Methods: A retrospective descriptive multicenter study was conducted including 17 patients with complex chronic lower extremity ulcers refractory to standard wound care. Ulcer complexity was defined as diabetic foot ulcers unresponsive to conventional therapy or with deep tissue exposure, chronic venous ulcers resistant to standard treatment, or arterial ulcers requiring minor amputation without the possibility of primary closure. Patients with active infection, previous major amputation, or uncontrolled systemic comorbidities were excluded. All patients underwent low-volume liposuction followed by mechanical processing of adipose tissue to obtain micronized adipose tissue. Customized grafts were generated through 3D bioprinting using the Dr. INVIVO platform with AI-assisted wound scanning. (1) Following meticulous surgical debridement, the bioprinted grafts were applied directly to the wound bed. Follow-up assessments were performed weekly for the first four weeks and bi-weekly thereafter until complete wound closure, with systematic documentation of healing progression and adverse events.

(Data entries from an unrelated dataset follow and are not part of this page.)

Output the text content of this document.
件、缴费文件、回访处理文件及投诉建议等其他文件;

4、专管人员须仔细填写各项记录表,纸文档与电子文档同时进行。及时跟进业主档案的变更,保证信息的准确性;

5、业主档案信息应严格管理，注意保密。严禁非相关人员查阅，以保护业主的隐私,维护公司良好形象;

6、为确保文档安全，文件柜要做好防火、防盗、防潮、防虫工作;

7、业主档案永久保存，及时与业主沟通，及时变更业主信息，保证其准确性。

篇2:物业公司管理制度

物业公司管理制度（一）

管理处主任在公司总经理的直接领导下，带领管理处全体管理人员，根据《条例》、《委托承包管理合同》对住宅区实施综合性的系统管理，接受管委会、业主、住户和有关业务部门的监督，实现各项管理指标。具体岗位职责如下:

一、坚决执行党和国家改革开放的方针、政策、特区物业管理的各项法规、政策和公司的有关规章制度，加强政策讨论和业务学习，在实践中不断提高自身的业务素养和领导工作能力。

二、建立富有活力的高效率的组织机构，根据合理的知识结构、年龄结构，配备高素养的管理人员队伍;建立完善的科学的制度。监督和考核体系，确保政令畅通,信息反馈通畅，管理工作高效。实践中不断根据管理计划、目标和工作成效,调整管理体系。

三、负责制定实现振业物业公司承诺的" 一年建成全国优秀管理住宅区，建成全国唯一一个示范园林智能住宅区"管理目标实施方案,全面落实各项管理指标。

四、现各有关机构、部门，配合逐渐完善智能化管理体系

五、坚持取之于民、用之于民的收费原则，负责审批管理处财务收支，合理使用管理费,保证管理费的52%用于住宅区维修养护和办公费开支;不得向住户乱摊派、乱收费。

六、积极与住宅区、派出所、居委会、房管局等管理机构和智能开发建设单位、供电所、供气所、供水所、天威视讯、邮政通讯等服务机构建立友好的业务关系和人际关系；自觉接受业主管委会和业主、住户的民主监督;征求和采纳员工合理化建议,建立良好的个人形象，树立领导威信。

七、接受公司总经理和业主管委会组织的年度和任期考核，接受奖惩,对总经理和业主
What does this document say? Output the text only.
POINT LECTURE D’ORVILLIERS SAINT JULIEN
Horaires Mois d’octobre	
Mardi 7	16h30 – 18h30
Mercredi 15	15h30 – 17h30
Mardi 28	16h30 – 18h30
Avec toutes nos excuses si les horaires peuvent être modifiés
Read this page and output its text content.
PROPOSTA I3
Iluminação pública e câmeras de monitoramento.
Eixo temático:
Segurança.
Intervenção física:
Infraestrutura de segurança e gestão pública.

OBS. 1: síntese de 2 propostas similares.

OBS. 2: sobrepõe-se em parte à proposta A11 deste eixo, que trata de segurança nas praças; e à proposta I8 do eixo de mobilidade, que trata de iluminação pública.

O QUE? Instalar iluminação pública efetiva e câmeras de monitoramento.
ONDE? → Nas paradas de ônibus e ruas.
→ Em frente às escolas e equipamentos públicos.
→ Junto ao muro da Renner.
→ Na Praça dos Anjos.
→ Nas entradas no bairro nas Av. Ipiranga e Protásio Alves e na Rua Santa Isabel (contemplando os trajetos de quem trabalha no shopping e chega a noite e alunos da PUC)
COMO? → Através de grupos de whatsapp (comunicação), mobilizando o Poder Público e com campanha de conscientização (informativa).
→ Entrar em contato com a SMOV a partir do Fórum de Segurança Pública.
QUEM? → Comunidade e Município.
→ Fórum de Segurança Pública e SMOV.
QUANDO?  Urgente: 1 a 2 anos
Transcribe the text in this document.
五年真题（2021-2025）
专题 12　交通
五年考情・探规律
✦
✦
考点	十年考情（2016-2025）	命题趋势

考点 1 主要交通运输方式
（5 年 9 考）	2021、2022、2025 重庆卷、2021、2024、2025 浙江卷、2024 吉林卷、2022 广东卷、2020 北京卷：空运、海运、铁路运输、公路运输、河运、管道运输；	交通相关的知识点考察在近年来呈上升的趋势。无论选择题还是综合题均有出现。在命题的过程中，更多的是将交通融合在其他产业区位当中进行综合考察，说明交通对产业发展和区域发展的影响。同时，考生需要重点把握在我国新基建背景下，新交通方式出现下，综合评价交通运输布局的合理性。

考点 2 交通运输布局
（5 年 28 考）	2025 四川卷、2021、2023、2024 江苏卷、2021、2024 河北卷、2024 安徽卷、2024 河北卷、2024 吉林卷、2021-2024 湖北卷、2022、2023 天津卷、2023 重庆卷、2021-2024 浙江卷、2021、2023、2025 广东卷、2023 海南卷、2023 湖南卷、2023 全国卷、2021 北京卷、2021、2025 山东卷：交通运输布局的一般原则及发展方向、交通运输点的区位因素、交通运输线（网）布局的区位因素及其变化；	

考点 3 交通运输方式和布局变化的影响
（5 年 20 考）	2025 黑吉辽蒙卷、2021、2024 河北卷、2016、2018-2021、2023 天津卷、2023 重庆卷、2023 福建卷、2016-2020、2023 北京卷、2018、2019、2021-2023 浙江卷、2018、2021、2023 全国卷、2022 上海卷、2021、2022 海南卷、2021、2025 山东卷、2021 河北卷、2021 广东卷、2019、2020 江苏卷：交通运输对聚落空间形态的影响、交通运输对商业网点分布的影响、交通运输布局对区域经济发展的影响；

Results: The age of the patients ranged from 52 to 84 years. Diabetes mellitus was present in 16 patients (94.1%), and 15 patients (88.2%) had a history of revascularized occlusive arterial disease. Bone or joint exposure was observed in 12 patients (70.6%), while cavitated wound defects were present in 15 patients (88.2%). No serious adverse events related to the procedure or graft material were reported. Complete wound healing was achieved in 16 patients (94.1%), with a median time to closure of 98 days (range 30–152).
Conclusions: In this expanded multicenter Chilean experience, 3D bioprinted autologous adipose tissue grafting demonstrated a favorable safety profile and encouraging early regenerative outcomes in a highly complex wound population. (2) The high rate of complete healing and reproducible results across centers support the feasibility of this technology as an adjunctive regenerative therapy. Larger prospective controlled studies are warranted to confirm efficacy, optimize patient selection, and define its role in routine clinical practice. During the preparation of this work the authors used ChatGPT in order to improve the manuscript language and readability. After using this tool, the authors reviewed and edited the content as needed and takes full responsibility for the content of the publication.